Investigação do Ministério Público e da Polícia Civil aponta que suspeita lucrava com conteúdos de extrema crueldade contra animais, comercializados para assinantes em plataformas digitais.
Uma mulher foi presa preventivamente no município de Marcelino Vieira após uma investigação conduzida pelo Ministério Público do Rio Grande do Norte (MPRN) em conjunto com a Polícia Civil apontar sua suposta participação em crimes de maus-tratos e crueldade contra animais divulgados pela internet.
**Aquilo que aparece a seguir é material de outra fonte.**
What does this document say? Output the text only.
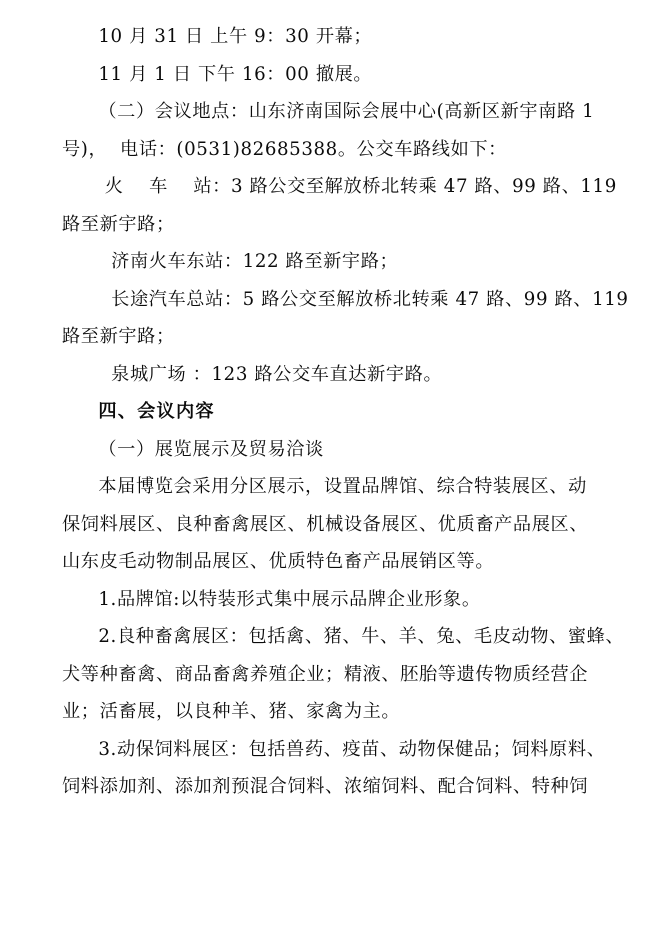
10 月 31 日 上午 9：30 开幕；
11 月 1 日 下午 16：00 撤展。
（二）会议地点：山东济南国际会展中心(高新区新宇南路 1
号)，  电话：(0531)82685388。公交车路线如下：
火    车    站：3 路公交至解放桥北转乘 47 路、99 路、119
路至新宇路；
济南火车东站：122 路至新宇路；
长途汽车总站：5 路公交至解放桥北转乘 47 路、99 路、119
路至新宇路；
泉城广场 ：123 路公交车直达新宇路。
四、会议内容
（一）展览展示及贸易洽谈
本届博览会采用分区展示，设置品牌馆、综合特装展区、动
保饲料展区、良种畜禽展区、机械设备展区、优质畜产品展区、
山东皮毛动物制品展区、优质特色畜产品展销区等。
1.品牌馆:以特装形式集中展示品牌企业形象。
2.良种畜禽展区：包括禽、猪、牛、羊、兔、毛皮动物、蜜蜂、
犬等种畜禽、商品畜禽养殖企业；精液、胚胎等遗传物质经营企
业；活畜展，以良种羊、猪、家禽为主。
3.动保饲料展区：包括兽药、疫苗、动物保健品；饲料原料、
饲料添加剂、添加剂预混合饲料、浓缩饲料、配合饲料、特种饲
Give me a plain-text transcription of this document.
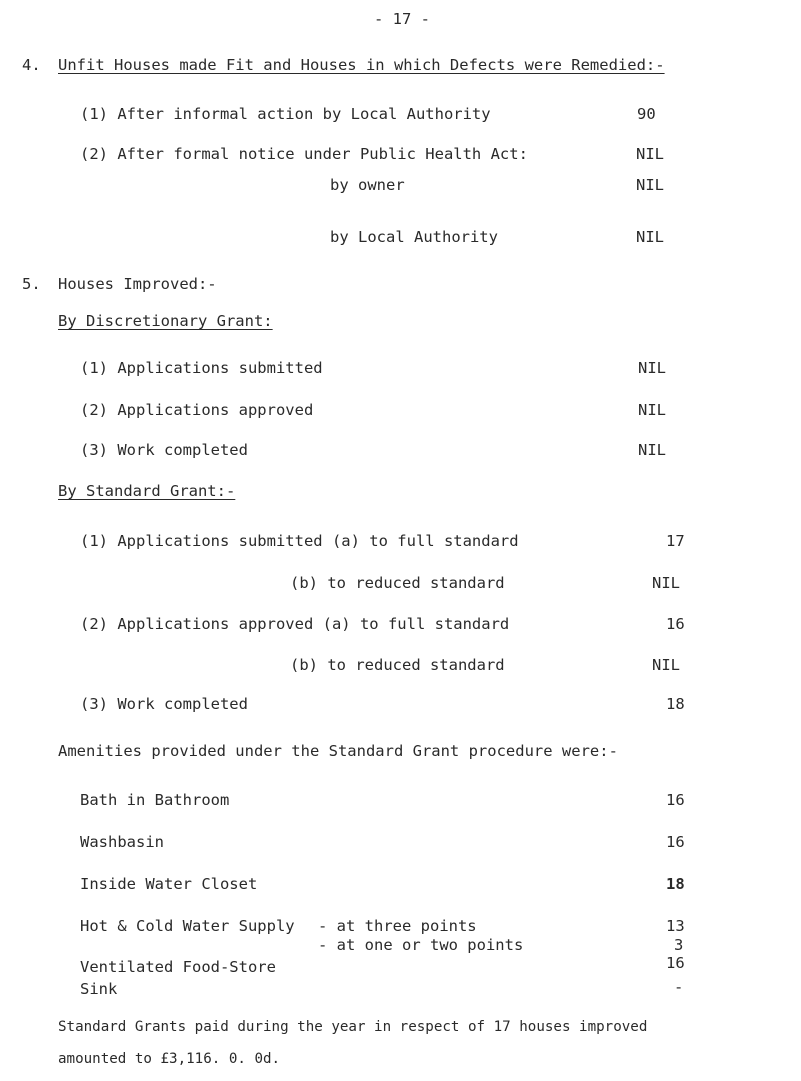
- 17 -
4. Unfit Houses made Fit and Houses in which Defects were Remedied:-
(1) After informal action by Local Authority	90
(2) After formal notice under Public Health Act:	NIL
by owner	NIL
by Local Authority	NIL
5. Houses Improved:-
By Discretionary Grant:
(1) Applications submitted	NIL
(2) Applications approved	NIL
(3) Work completed	NIL
By Standard Grant:-
(1) Applications submitted (a) to full standard	17
(b) to reduced standard	NIL
(2) Applications approved (a) to full standard	16
(b) to reduced standard	NIL
(3) Work completed	18
Amenities provided under the Standard Grant procedure were:-
Bath in Bathroom	16
Washbasin	16
Inside Water Closet	18
Hot & Cold Water Supply - at three points	13
- at one or two points	3
Ventilated Food-Store	16
Sink	-
Standard Grants paid during the year in respect of 17 houses improved
amounted to £3,116. 0. 0d.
De acordo com as investigações, a suspeita administrava perfis em plataformas digitais onde publicava conteúdos relacionados à vida rural. No entanto, segundo o MPRN, áreas restritas destinadas a assinantes eram utilizadas para divulgar vídeos com cenas explícitas de violência contra animais.
As apurações identificaram registros que mostrariam o abate cruel de aves, além de agressões e mortes envolvendo gatos, cães, preás e capivaras. Conforme o órgão ministerial, os animais eram submetidos a situações de intenso sofrimento, e os conteúdos eram comercializados mediante pagamento de mensalidades e pedidos personalizados feitos por seguidores.
Ainda segundo a investigação, os assinantes poderiam sugerir formas de execução dos animais mediante compensação financeira. A suspeita teria utilizado as plataformas digitais como meio de obtenção de lucro com a divulgação dos vídeos.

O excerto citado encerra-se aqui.